Fugue for Water and Telephone


A fog has arisen in the streets. The old city has wrapped itself in this cold blanket to die; in its last delirium it imagines spires detached from churches and floating, tunnels of bare branches leading to the edge of the world, bare branches clasped over the road like the bones of dancers' hands. In the white distance the bones of a dance might spin, invisible. Cars slide by with hushed engines, conspiring to listen for some remaining life. It is difficult to imagine that anyone could be driving them. On the corner, Gabriel is yelling into a pay phone.

"Why do you refuse to understand?" he cries. His fingers are cramped with cold around the receiver. "I can't dream with my eyes open, I can't step out of the world the way you do!" He pauses with parted lips to listen, his breath curling through his teeth in white plumes. When he answers, his voice is harsh and cracked, dragged from him like stitches from a half-healed wound. "Because I'm afraid," he says, and drops the receiver. It swings, creaking, as he walks away: a gallows with a broken-necked love twisting on it.

Fog muffles his steps, and he thinks he must be the only one alive. Even his lover's voice is receding into memory. His eyes are burning, but there are no tears; what good would they do? He feels he has erred too deeply to deserve the release of weeping. The buckles of his boots jingle like a mockery of Christmas, distant and false; the tails of his coat make a sound like settling wings. Despair binds him: concrete in his lungs, slush in his veins, rust on his heart. The world blurs and slips sideways, unnoticed.

The shrouded streets he walks beside seem miles away. He imagines he could step off the sidewalk and travel for hours without reaching the other side. Or perhaps the asphalt isn't asphalt at all, but black water, shining and cold, deep enough to swallow the whole city, the whole world. There are no cars now. The silence is embraced by the parenthetical white noise of slow water. Gabriel comes to the end of the block and finds a boat tethered there.

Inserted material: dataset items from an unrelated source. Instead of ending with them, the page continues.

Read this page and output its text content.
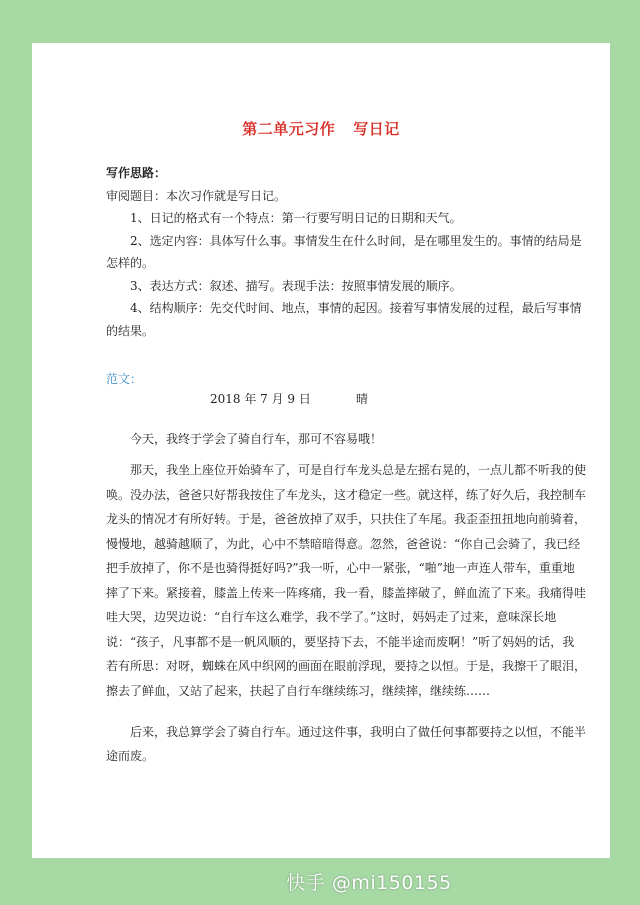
第二单元习作 写日记
写作思路：
审阅题目：本次习作就是写日记。
1、日记的格式有一个特点：第一行要写明日记的日期和天气。
2、选定内容：具体写什么事。事情发生在什么时间，是在哪里发生的。事情的结局是怎样的。
3、表达方式：叙述、描写。表现手法：按照事情发展的顺序。
4、结构顺序：先交代时间、地点，事情的起因。接着写事情发展的过程，最后写事情的结果。
范文：
2018 年 7 月 9 日	晴
今天，我终于学会了骑自行车，那可不容易哦！
那天，我坐上座位开始骑车了，可是自行车龙头总是左摇右晃的，一点儿都不听我的使唤。没办法，爸爸只好帮我按住了车龙头，这才稳定一些。就这样，练了好久后，我控制车龙头的情况才有所好转。于是，爸爸放掉了双手，只扶住了车尾。我歪歪扭扭地向前骑着，慢慢地，越骑越顺了，为此，心中不禁暗暗得意。忽然，爸爸说：“你自己会骑了，我已经把手放掉了，你不是也骑得挺好吗?”我一听，心中一紧张，“啪”地一声连人带车，重重地摔了下来。紧接着，膝盖上传来一阵疼痛，我一看，膝盖摔破了，鲜血流了下来。我痛得哇哇大哭，边哭边说：“自行车这么难学，我不学了。”这时，妈妈走了过来，意味深长地说：“孩子，凡事都不是一帆风顺的，要坚持下去，不能半途而废啊！”听了妈妈的话，我若有所思：对呀，蜘蛛在风中织网的画面在眼前浮现，要持之以恒。于是，我擦干了眼泪，擦去了鲜血，又站了起来，扶起了自行车继续练习，继续摔，继续练……
后来，我总算学会了骑自行车。通过这件事，我明白了做任何事都要持之以恒，不能半途而废。
快手 @mi150155
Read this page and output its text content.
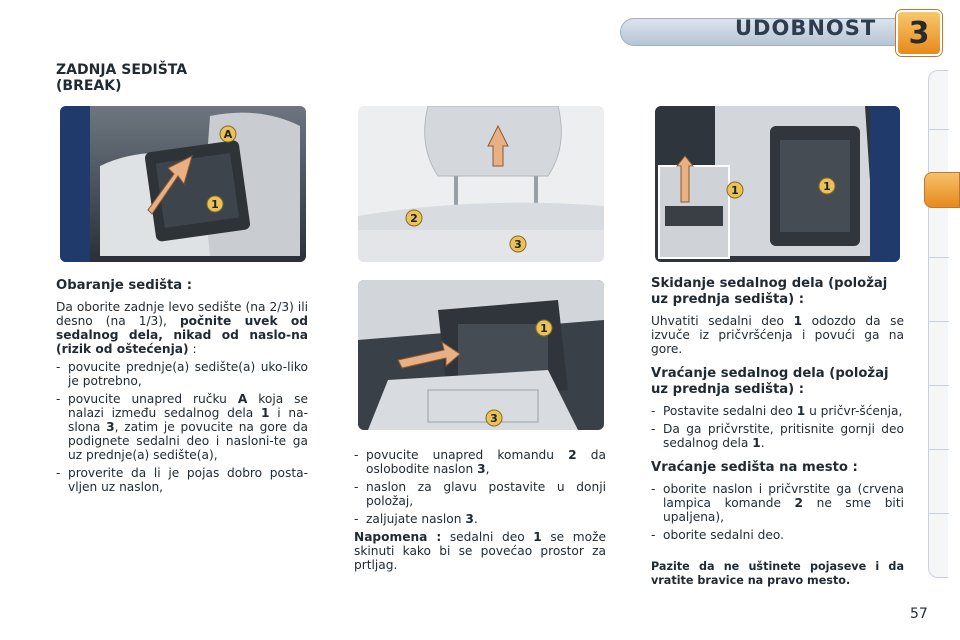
UDOBNOST	3
ZADNJA SEDIŠTA
(BREAK)
A
1
2
3
1	1
1
3
Obaranje sedišta :

Da oborite zadnje levo sedište (na 2/3) ili desno (na 1/3), počnite uvek od sedalnog dela, nikad od naslo-na (rizik od oštećenja) :

- povucite prednje(a) sedište(a) uko-liko je potrebno,
- povucite unapred ručku A koja se nalazi između sedalnog dela 1 i na-slona 3, zatim je povucite na gore da podignete sedalni deo i nasloni-te ga uz prednje(a) sedište(a),
- proverite da li je pojas dobro posta-vljen uz naslon,
- povucite unapred komandu 2 da oslobodite naslon 3,
- naslon za glavu postavite u donji položaj,
- zaljujate naslon 3.

Napomena : sedalni deo 1 se može skinuti kako bi se povećao prostor za prtljag.

Skidanje sedalnog dela (položaj uz prednja sedišta) :

Uhvatiti sedalni deo 1 odozdo da se izvuče iz pričvršćenja i povući ga na gore.

Vraćanje sedalnog dela (položaj uz prednja sedišta) :
- Postavite sedalni deo 1 u pričvr-šćenja,
- Da ga pričvrstite, pritisnite gornji deo sedalnog dela 1.
Vraćanje sedišta na mesto :
- oborite naslon i pričvrstite ga (crvena lampica komande 2 ne sme biti upaljena),
- oborite sedalni deo.

Pazite da ne uštinete pojaseve i da vratite bravice na pravo mesto.

57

He steps from the sidewalk into the boat, which rocks and makes ripples in the glassy blackness of the street. The rope snaps. The boat drifts.

Gabriel kneels in the bottom of the boat, lulled by its lazy movement. He spreads his hands on its silvery wood, its crust of ancient white paint. Splinters graze his palms, and he clenches his hands on the gunwale until it hurts, but the pain is no consolation. He is carried through silent streets, from white into white, beneath a black lace of winter trees that forms before him and dissolves behind. Tenements and churches ghost beside him, their brick the color of dried blood, frayed by mist: an accusing stain, faded by time.

He looks over the side to his reflection in the smooth water. The face of his reflection is both familiar and strange, like the time-darkened portrait of an ancestor. It wears his face as if unused to it. It wears his hair like a penitent's veil. From the mirror of his pale eyes it seems someone else looks back. He reaches to clasp hands with it and touches wet pavement.

There is no boat: Gabriel kneels in the street. Above him his lover's house stretches decayed towers into whiteness. His lover stands in the doorway, dressed in scarlet, beautiful and amused.

Gabriel rises from the running gutter and stretches out his cold hands. "I've dreamed," he offers desperately. "I followed you out of the world..."

"You've only set your foot on the threshold of my dream," says Gabriel's lover, and with a wild gesture draws the mist between them.

With a violent cry, Gabriel rushes forward, but there is no gate of twisted iron, there are no crumbling steps drifted with decaying leaves. Only the endless sidewalk. Tears freed at last, Gabriel slashes his hands through the thick air before him, frantic to touch anything, even a rough wall, even a drop of rain.

His hand brushes something cold and smooth. He lifts it: the receiver of the pay phone, creaking at the end of its tarnished cable. He puts it to his ear. In the dial tone, impossible voices sing.